According to UPL’s potato technical expert, Geoff Hailstone, “90% of growers are utilizing maleic hydrazide.” He notes that FAZOR’s application directly to the crop makes it a cost-effective method for sprout control.
FAZOR is also recognized for its effectiveness in sprout suppression. Traditional sprout control programs often involve an initial application of ARGOS (orange oil) within two to six weeks to aid in sprout suppression. However, with FAZOR, the need for ARGOS application is delayed by two to three months.
The use of FAZOR not only simplifies operations and potentially reduces application costs, but it also provides several benefits to the treated crops. These include a decreased risk of secondary growth, reduced internal sprouting in storage, and a significant reduction of volunteer potatoes in subsequent crops.

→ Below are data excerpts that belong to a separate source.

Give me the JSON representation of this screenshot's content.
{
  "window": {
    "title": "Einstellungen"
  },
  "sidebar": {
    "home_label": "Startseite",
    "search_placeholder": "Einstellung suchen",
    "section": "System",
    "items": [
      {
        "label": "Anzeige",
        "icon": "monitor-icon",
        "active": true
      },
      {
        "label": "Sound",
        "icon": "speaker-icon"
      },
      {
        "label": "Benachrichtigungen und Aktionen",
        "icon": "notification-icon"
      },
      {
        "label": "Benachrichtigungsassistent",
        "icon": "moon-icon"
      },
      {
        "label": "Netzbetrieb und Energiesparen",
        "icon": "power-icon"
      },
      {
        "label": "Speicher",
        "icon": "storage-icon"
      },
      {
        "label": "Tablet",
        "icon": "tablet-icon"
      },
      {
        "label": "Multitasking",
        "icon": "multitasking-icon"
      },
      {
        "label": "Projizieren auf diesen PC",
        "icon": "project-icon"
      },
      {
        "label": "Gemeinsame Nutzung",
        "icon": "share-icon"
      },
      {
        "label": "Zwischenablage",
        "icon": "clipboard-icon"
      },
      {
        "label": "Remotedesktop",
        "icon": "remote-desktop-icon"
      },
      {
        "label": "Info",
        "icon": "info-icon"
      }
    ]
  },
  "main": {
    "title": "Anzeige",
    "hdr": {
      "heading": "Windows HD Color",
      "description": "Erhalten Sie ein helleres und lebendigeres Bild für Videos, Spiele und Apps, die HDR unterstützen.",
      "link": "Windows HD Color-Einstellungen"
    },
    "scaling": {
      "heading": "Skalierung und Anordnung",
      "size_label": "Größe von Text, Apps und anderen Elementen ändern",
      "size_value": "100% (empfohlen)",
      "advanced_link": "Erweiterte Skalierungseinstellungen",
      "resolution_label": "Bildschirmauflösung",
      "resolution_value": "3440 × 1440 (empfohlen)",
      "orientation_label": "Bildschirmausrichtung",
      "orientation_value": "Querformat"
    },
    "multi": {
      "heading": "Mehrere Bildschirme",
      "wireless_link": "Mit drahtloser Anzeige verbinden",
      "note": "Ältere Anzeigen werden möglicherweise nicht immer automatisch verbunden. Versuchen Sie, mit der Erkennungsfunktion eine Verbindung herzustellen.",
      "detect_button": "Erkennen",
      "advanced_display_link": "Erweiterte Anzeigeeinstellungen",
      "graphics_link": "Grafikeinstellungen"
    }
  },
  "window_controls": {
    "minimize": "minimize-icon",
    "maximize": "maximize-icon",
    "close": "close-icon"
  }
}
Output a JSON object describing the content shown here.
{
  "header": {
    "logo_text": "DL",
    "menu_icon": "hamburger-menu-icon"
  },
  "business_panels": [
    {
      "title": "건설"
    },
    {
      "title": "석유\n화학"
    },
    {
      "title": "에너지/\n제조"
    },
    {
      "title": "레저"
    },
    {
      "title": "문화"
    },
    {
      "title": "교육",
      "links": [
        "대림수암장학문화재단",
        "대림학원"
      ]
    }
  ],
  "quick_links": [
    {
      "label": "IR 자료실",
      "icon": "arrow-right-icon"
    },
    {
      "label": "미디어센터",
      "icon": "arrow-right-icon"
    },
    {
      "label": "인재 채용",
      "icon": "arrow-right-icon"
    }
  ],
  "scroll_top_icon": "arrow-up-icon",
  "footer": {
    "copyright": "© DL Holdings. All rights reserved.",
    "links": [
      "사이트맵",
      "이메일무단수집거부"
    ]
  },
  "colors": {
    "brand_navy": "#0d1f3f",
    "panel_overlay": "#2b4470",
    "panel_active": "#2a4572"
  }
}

The timing of FAZOR application, like all plant growth regulators, is critical. Maleic hydrazide must be properly absorbed and translocated to the growth points of the tubers for optimal results. Hailstone suggests applying FAZOR when the saleable tubers are larger than 25mm, the first signs of the lowest leaves senescing are visible, and there’s between three and five weeks before haulm destruction.
Hailstone emphasizes the importance of correct timing, especially given the challenges growers face in managing blight spray programs and irrigation. He also advises growers to prioritize FAZOR application as they only have one chance to get it right.
To enhance the effectiveness of FAZOR application, Hailstone recommends not mixing FAZOR with other products in a tank, applying it at least 24 hours before irrigation or rainfall, applying in the evening if daytime temperatures exceed 25C, and using a water volume of between 350 and 500 litres per hectare for optimal crop coverage.
Hailstone concludes by noting that even under less than ideal conditions, maleic hydrazide can still provide valuable sprout suppression. By following these best practices and detailed guidance on FAZOR, potato growers can potentially improve the quality of their crops and achieve better market prices.